Global skin colour prediction from DNA Walsh, Susan; Chaitanya, Lakshmi; Breslin, Krystal ...
Human genetics,
07/2017, Volume:
136, Issue:
7
Journal Article
Peer reviewed
Open access
Human skin colour is highly heritable and externally visible with relevance in medical, forensic, and anthropological genetics. Although eye and hair colour can already be predicted with high ...accuracies from small sets of carefully selected DNA markers, knowledge about the genetic predictability of skin colour is limited. Here, we investigate the skin colour predictive value of 77 single-nucleotide polymorphisms (SNPs) from 37 genetic loci previously associated with human pigmentation using 2025 individuals from 31 global populations.
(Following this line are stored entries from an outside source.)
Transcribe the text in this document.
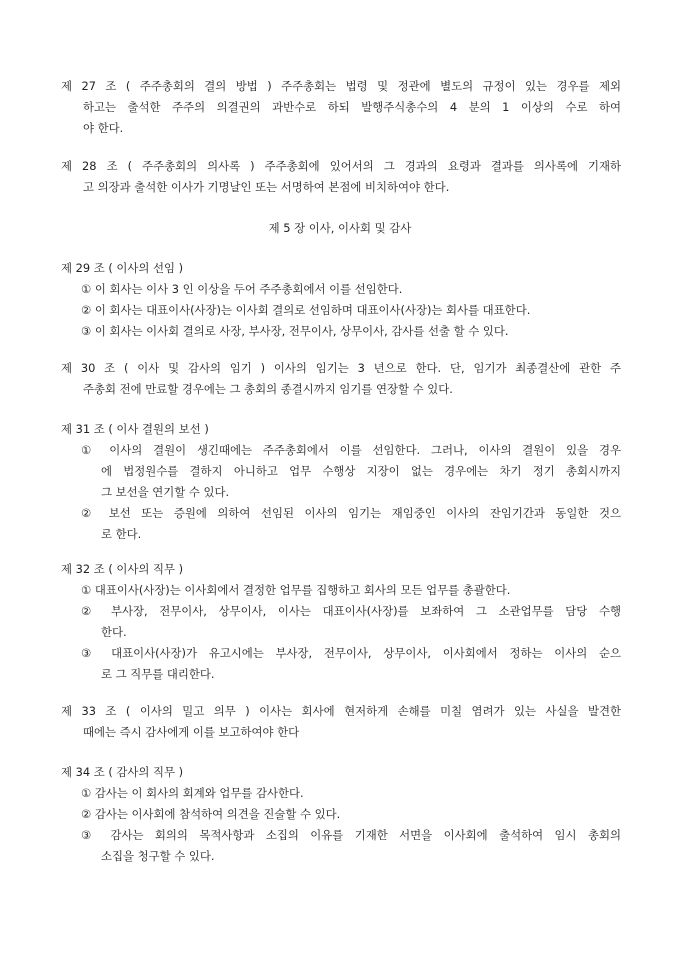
제 27 조 ( 주주총회의 결의 방법 ) 주주총회는 법령 및 정관에 별도의 규정이 있는 경우를 제외
하고는 출석한 주주의 의결권의 과반수로 하되 발행주식총수의 4 분의 1 이상의 수로 하여
야 한다.
제 28 조 ( 주주총회의 의사록 ) 주주총회에 있어서의 그 경과의 요령과 결과를 의사록에 기재하
고 의장과 출석한 이사가 기명날인 또는 서명하여 본점에 비치하여야 한다.
제 5 장 이사, 이사회 및 감사
제 29 조 ( 이사의 선임 )
① 이 회사는 이사 3 인 이상을 두어 주주총회에서 이를 선임한다.
② 이 회사는 대표이사(사장)는 이사회 결의로 선임하며 대표이사(사장)는 회사를 대표한다.
③ 이 회사는 이사회 결의로 사장, 부사장, 전무이사, 상무이사, 감사를 선출 할 수 있다.
제 30 조 ( 이사 및 감사의 임기 ) 이사의 임기는 3 년으로 한다. 단, 임기가 최종결산에 관한 주
주총회 전에 만료할 경우에는 그 총회의 종결시까지 임기를 연장할 수 있다.
제 31 조 ( 이사 결원의 보선 )
① 이사의 결원이 생긴때에는 주주총회에서 이를 선임한다. 그러나, 이사의 결원이 있을 경우
에 법정원수를 결하지 아니하고 업무 수행상 지장이 없는 경우에는 차기 정기 총회시까지
그 보선을 연기할 수 있다.
② 보선 또는 증원에 의하여 선임된 이사의 임기는 재임중인 이사의 잔임기간과 동일한 것으
로 한다.
제 32 조 ( 이사의 직무 )
① 대표이사(사장)는 이사회에서 결정한 업무를 집행하고 회사의 모든 업무를 총괄한다.
② 부사장, 전무이사, 상무이사, 이사는 대표이사(사장)를 보좌하여 그 소관업무를 담당 수행
한다.
③ 대표이사(사장)가 유고시에는 부사장, 전무이사, 상무이사, 이사회에서 정하는 이사의 순으
로 그 직무를 대리한다.
제 33 조 ( 이사의 밀고 의무 ) 이사는 회사에 현저하게 손해를 미칠 염려가 있는 사실을 발견한
때에는 즉시 감사에게 이를 보고하여야 한다
제 34 조 ( 감사의 직무 )
① 감사는 이 회사의 회계와 업무를 감사한다.
② 감사는 이사회에 참석하여 의견을 진술할 수 있다.
③ 감사는 회의의 목적사항과 소집의 이유를 기재한 서면을 이사회에 출석하여 임시 총회의
소집을 청구할 수 있다.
We identified a minimal set of 36 highly informative skin colour predictive SNPs and developed a statistical prediction model capable of skin colour prediction on a global scale. Average cross-validated prediction accuracies expressed as area under the receiver-operating characteristic curve (AUC) ± standard deviation were 0.97 ± 0.02 for Light, 0.83 ± 0.11 for Dark, and 0.96 ± 0.03 for Dark-Black. When using a 5-category, this resulted in 0.74 ± 0.05 for Very Pale, 0.72 ± 0.03 for Pale, 0.73 ± 0.03 for Intermediate, 0.87±0.1 for Dark, and 0.97 ± 0.03 for Dark-Black. A comparative analysis in 194 independent samples from 17 populations demonstrated that our model outperformed a previously proposed 10-SNP-classifier approach with AUCs rising from 0.79 to 0.82 for White, comparable at the intermediate level of 0.63 and 0.62, respectively, and a large increase from 0.64 to 0.92 for Black. Overall, this study demonstrates that the chosen DNA markers and prediction model, particularly the 5-category level; allow skin colour predictions within and between continental regions for the first time, which will serve as a valuable resource for future applications in forensic and anthropologic genetics.